The majority of patients with GAS pharyngitis respond clinically to antimicrobial therapy, and GAS is eradicated from the pharynx. Posttreatment throat cultures are indicated only in the relatively few patients who remain symptomatic, whose symptoms recur, or who have had RF or rheumatic heart disease and are therefore at unusually high risk for recurrence.

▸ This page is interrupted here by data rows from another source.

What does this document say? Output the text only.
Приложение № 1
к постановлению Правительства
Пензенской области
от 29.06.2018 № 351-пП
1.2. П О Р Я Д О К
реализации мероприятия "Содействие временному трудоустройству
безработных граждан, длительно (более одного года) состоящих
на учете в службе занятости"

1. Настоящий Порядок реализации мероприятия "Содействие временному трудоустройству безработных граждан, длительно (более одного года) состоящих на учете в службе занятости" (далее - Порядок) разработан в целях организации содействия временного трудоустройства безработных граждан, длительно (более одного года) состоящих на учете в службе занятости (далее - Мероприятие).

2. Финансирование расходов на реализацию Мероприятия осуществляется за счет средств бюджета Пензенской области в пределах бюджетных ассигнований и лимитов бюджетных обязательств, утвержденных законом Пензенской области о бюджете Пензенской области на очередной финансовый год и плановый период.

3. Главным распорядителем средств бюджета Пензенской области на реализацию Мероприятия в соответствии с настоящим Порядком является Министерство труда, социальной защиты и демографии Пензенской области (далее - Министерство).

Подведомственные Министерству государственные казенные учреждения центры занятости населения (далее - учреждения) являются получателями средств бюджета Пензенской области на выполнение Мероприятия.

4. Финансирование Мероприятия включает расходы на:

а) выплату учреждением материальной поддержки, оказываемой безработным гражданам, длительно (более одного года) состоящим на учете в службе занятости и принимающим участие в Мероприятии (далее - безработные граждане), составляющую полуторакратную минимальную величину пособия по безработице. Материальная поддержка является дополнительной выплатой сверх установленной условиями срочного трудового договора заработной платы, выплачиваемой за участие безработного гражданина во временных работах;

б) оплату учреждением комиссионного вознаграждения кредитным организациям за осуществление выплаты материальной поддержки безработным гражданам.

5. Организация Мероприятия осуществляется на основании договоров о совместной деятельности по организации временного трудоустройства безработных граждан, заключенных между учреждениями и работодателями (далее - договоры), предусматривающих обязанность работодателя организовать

Antibiotic therapy for a patient with nonbullous impetigo can prevent local extension of the lesions, spread to distant infectious foci, and transmission of the infection to others. However, the ability of antibiotic therapy to prevent poststreptococcal glomerulonephritis has not been definitively demonstrated. Patients with a few superficial, isolated lesions and no systemic signs can be treated with topical antibiotics. Mupirocin is a safe and effective agent that has become the topical treatment of choice. If there are widespread lesions or systemic signs, oral therapy with coverage for both GAS and S. aureus is needed . With the rapid emergence of methicillin-resistant S. aureus in many communities, one should consider using clindamycin alone or a combination of TMP-SMX and amoxicillin as first-line therapy. Oral cefuroxime is an effective treatment of perianal streptococcal disease.

Theoretical considerations and experimental data suggest that intravenous clindamycin is a more effective agent for the treatment of severe, invasive GAS infections than IV penicillin. However, because approximately 1% of GAS isolates in the United States are resistant to clindamycin, clindamycin initially should be used in combination with penicillin for these infections until susceptibility to clindamycin has been established. If necrotizing fasciitis is suspected, immediate surgical exploration or biopsy is required to identify a deep soft-tissue infection that should be debrided immediately. Patients with streptococcal TSS require rapid and aggressive fluid replacement, management of respiratory or cardiac failure, if present, and anticipatory management of multiorgan system failure. Limited data suggest that intravenous immune globulin (IVIG) is effective as adjunctive therapy in the management of streptococcal TSS.